在虞城,若论骑术与箭术,太子殿下若称第一,那旁人不敢称第二。
坐在邻桌的代翎儿用扇掩笑,心想,有好戏看了。
端起一杯热茶,喝了一口,烫得舌头都捋不直了,她将杯盏扔出一米远,狠狠瞪了一眼她的丫鬟,看她傻乎乎的样,气得先离席。
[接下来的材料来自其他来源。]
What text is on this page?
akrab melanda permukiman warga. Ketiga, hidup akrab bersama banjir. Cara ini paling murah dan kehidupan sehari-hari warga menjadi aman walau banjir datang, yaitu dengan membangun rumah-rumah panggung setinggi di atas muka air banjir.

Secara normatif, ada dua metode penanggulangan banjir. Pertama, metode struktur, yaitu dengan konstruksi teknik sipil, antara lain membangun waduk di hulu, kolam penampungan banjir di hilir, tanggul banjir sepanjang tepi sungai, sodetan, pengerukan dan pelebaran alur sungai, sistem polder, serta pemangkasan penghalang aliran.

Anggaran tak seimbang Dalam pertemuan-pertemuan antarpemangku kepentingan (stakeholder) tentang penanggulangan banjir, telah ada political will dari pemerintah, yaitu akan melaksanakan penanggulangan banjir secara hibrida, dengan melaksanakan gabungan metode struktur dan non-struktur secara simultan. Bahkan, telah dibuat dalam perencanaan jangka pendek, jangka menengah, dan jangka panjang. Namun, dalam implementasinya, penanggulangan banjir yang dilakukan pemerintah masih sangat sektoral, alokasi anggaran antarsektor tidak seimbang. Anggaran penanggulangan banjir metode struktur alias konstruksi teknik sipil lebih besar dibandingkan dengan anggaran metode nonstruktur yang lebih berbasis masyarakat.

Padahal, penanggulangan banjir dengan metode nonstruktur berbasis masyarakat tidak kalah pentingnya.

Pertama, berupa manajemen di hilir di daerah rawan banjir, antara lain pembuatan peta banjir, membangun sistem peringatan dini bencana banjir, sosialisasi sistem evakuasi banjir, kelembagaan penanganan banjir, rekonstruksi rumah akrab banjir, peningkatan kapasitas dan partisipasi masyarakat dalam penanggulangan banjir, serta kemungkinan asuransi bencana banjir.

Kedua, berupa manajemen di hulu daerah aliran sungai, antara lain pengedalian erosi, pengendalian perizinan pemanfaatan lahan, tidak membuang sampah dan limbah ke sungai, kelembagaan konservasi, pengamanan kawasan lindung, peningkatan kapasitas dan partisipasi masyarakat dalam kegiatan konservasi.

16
廖锦绪利落上马,脚踩着脚蹬,手勒着缰绳,喊话:“沈公子,不会是怕了吧!”
沈珂祈将杯盏搁在桌上,准备起身应战。
沈邑忍不住,喊他:“祈儿。”
沈珂祈看向沈邑,眼神坚定,他已经决定好了,哪怕结果不尽如人意,他也要迎刃而上。
“我和你比。”萧芫煊起身,替他解围。
他实在是不想看到歌钦为沈珂祈担心的样子。
姜威一听太子殿下竟然主动说要比试,他心中一怔,太子殿下平日可不与人比试啊。
“能和太子殿下比,是我们廖家的荣耀,”廖锦绪接过下人递来的弓箭,看向沈珂祈,阴阳怪气道,“沈公子既身子弱,那就好生歇着,别磕着碰着了。”
“我与你比。”沈珂祈开口。
石豆慌了,太子殿下都愿意替公子去比了,公子还要比什么啊,到时真受伤了就不好了。
萧芫煊定定地盯着他,吐出三个字:“别逞强。”
“他既想与我比试,那就比试。”他既开口了,便不会退缩。
“沈珂祈,现在不是逞能的时候,”萧芫煊将腰上贵重的佩玉取下来交给姜威,“今日最重要的是顺利举办诗宴,而不是骑射。”
他与廖锦绪比试这一场,就是让这比试尽快落幕。
沈珂祈迎上沈歌钦紧张的眼神,他看见她轻摇着头,她不想他去比试。
沈歌钦离开自己的座位,急匆匆地走到沈珂祈面前:“沈珂……”她顿了顿,想起自己的身份,“你别去,你从来没接触过骑射,陡然尝试,要是伤了哪里,得不偿失。”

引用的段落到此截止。